Today the Department of Justice announced that it is withdrawing the process for updating technical guidance for websites under the Americans with Disabilities Act. This leaves the web in a precarious position – one where inaccessibility can be considered discriminatory, but without any guidance as to what “inaccessibility” actually means.

In 2010, the DOJ issued an Advance Notice of Proposed Rulemaking which clarified that the web is covered by the ADA – an inaccessible web site could be considered discrimination against users with disabilities. They promised that defined scoping of that statement and technical guidance would be forthcoming. They missed numerous self-defined deadlines for providing such guidance, then in April 2016 issued a Supplemental Advance Notice of Proposed Rulemaking to seek additional feedback and guidance on how best to define and implement technical web standards. WebAIM, and many other entities, provided detailed feedback and recommendations to the DOJ’s 123 questions (read WebAIM’s response here). Today’s action seemingly negates those 7 years of effort and feedback.
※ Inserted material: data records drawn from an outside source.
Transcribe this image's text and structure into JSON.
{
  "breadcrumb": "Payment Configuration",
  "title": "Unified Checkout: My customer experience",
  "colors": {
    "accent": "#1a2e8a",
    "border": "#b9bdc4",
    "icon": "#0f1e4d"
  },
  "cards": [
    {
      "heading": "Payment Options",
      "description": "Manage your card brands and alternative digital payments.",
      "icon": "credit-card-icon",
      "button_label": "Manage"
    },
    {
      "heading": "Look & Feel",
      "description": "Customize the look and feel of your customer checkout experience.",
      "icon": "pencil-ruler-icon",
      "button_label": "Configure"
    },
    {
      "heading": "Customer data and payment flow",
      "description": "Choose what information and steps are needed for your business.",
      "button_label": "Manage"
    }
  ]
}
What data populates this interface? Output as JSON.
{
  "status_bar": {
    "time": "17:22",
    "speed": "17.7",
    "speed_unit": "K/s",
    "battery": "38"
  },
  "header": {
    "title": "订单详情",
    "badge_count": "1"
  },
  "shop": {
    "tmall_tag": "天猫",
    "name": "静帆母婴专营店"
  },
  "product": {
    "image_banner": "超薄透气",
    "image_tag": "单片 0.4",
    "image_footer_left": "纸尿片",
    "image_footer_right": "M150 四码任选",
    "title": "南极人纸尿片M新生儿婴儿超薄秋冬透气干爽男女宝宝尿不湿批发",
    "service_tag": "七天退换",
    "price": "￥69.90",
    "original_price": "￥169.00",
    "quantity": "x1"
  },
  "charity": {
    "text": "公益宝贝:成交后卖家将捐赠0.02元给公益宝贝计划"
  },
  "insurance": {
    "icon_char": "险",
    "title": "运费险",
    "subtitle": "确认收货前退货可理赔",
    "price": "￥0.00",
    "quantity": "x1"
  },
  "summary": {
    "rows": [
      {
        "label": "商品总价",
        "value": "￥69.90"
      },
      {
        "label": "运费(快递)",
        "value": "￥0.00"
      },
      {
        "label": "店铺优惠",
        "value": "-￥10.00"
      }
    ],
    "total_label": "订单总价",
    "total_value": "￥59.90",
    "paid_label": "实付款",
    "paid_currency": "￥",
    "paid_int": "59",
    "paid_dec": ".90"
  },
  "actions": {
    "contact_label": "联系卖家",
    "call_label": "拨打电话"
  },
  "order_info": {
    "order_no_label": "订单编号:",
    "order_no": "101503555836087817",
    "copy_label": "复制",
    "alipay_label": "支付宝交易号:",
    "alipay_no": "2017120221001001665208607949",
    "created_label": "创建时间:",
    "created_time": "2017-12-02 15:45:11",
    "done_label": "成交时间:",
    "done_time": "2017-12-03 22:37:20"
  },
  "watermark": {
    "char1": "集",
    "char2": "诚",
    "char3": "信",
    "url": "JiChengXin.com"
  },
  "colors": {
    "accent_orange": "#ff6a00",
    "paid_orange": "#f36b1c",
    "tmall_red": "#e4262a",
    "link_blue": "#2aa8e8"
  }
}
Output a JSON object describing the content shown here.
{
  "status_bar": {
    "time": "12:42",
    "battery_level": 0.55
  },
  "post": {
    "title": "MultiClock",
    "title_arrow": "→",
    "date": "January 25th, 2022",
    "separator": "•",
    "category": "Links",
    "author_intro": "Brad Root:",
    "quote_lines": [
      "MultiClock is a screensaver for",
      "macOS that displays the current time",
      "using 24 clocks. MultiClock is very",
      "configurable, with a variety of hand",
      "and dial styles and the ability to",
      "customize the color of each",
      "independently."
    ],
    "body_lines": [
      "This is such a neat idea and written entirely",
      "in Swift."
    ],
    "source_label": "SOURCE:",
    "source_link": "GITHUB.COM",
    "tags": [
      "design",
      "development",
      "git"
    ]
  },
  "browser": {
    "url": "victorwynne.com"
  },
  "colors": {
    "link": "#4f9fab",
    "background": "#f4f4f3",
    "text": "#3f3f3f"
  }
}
Throughout this process, complaints via the Office of Civil Rights and lawsuits and threats of lawsuits regarding web accessibility have skyrocketed. While we absolutely support such actions where people have truly encountered discrimination and web access barriers online, many of these have had other motivations – demands for legal nuisance payments to avoid litigation. Many of these threats provide little documentation of actual accessibility issues or how they negatively impact actual users – and sometimes entities that have very reasonable levels of accessibility have found themselves in the crosshairs simply because they are more likely to pay a nuisance fee than fight a lawsuit.

While these threats of lawsuits have certainly brought about change, they have done so in less than optimal ways, sometimes creating a culture of animosity toward people with disabilities.

Of course the solution to all of this is true accessibility, and there’s little excuse for entities to not be making reasonable efforts to address accessibility. Regardless, the administration’s decision to bury the prospect of this important guidance is very disappointing and promulgates an environment of confusion and fear. If further opens the door for unchecked threats and lawsuits. We encourage you to contact your elected representation to express disapproval of this action and to encourage legislation, rather than administrative action, on this important matter.